The Peebles plan for 5th and I--rendering from 2014.

The Peebles plan for 5th and I–rendering from 2014.

The  Peebles Corporation and Walker Group plans for a new  12-story hotel and residential building  at 5th and I Streets, NW in Mt. Vernon Triangle continue to evolve their architecture design following feedback from DC’s Historic Preservation Review Board.

As we previously reported, Peebles and the Walker Group won the right to redevelop the site, a former District government property, in May 2014. Last fall the developers agreed to a $28 million price tag.

During a September review the HPRB advised the design team that the following refinements were necessary before garnering support for the project:

1. Unify the hotel and residential elevations to minimize the differentiation between the two uses.

2. Create a stronger base, shaft and capitol, so that the whole building can work together.

3. Develop the public space in an engaging way.

4. Design the penthouse so that it is integrated within the design.

5. Capture the unique opportunity of having a corner building on Massachusetts Avenue and create a sense of place.

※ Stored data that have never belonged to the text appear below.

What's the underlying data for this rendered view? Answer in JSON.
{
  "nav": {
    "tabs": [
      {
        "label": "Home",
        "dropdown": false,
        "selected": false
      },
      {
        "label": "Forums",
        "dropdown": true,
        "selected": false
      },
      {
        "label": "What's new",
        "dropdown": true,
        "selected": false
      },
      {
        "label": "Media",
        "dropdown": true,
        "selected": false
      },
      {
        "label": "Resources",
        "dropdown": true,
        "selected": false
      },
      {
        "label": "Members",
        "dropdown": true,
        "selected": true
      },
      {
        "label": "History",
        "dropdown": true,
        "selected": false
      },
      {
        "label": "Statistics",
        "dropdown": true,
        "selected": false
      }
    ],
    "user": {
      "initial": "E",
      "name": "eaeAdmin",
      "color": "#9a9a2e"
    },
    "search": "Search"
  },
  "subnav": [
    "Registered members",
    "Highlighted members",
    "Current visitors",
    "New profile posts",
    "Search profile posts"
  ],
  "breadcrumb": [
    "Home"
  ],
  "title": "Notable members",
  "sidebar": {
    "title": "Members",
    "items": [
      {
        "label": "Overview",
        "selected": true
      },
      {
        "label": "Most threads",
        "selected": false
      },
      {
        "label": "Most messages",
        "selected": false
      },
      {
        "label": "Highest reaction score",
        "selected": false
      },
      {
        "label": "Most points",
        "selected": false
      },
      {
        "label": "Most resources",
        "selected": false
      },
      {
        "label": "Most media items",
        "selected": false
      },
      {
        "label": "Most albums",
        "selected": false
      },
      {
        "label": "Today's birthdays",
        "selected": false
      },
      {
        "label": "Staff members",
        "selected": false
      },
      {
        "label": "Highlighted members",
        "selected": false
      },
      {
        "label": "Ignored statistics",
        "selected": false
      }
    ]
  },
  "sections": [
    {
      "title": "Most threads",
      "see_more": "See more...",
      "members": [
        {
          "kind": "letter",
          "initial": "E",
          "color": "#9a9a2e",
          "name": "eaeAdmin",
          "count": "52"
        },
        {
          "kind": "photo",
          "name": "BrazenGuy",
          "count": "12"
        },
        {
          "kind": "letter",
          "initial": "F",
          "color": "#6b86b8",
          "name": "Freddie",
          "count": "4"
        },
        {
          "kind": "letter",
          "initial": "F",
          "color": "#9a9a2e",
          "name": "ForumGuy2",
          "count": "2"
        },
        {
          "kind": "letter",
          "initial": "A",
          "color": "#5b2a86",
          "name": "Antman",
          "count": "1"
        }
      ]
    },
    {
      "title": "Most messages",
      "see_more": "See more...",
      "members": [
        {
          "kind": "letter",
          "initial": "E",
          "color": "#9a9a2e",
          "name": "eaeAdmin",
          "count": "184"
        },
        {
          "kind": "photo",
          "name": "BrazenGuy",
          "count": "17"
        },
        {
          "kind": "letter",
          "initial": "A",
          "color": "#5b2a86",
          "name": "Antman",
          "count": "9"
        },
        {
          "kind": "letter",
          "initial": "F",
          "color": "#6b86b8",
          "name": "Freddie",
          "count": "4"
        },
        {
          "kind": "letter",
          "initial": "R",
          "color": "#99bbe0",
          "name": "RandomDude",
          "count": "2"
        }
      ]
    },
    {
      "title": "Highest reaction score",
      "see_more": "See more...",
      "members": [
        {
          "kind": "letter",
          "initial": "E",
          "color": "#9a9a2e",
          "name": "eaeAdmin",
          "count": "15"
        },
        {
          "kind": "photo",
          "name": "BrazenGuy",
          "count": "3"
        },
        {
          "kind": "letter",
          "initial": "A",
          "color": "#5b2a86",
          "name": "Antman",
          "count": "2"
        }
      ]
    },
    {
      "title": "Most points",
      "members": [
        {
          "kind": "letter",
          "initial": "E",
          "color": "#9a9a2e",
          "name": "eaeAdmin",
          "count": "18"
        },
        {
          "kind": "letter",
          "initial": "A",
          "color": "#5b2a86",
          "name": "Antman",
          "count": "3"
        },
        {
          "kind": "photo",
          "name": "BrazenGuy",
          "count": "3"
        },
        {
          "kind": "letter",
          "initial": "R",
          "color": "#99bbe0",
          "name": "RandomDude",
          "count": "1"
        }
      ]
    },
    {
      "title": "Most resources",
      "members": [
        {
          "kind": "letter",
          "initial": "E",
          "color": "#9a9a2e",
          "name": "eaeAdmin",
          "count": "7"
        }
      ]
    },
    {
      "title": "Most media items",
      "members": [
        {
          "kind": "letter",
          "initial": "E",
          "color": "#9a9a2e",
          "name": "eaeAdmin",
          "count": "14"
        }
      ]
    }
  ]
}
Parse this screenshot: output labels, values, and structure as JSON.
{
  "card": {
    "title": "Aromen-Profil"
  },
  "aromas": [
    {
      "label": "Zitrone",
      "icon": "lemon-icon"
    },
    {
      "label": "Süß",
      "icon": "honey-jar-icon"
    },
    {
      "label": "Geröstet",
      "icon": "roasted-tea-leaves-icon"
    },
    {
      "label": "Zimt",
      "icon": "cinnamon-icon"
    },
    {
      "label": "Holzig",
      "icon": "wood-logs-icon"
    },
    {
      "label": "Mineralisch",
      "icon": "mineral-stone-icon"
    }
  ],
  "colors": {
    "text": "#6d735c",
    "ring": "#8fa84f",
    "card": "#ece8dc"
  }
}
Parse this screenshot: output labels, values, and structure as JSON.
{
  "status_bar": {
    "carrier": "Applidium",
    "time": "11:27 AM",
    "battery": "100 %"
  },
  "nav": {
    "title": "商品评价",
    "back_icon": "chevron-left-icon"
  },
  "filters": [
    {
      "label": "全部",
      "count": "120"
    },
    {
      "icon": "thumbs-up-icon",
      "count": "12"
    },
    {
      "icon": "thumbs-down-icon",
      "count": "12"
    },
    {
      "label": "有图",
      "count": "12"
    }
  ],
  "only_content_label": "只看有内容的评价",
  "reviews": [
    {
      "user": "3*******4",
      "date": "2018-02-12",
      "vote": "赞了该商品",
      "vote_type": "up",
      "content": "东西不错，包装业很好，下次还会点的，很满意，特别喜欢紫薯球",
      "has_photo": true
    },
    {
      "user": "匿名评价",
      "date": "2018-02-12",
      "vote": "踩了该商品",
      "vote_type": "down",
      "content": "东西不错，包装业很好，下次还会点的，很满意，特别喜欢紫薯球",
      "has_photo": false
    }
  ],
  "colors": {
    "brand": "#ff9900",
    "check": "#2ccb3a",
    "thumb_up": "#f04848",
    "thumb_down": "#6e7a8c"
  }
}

Next week the project returns with plans that reflect at least some of the requested changes.

A staff report from the Historic Preservation Office generally supports the project, but suggests more design work could improve the building:

“While the revised concept represents progress in responding to the previous direction of the Board, there is still additional opportunity to continue to develop the design to be a stronger and more prominent building.”

The hearing is scheduled for Dec. 17 at 9 a.m. and can be viewed online here.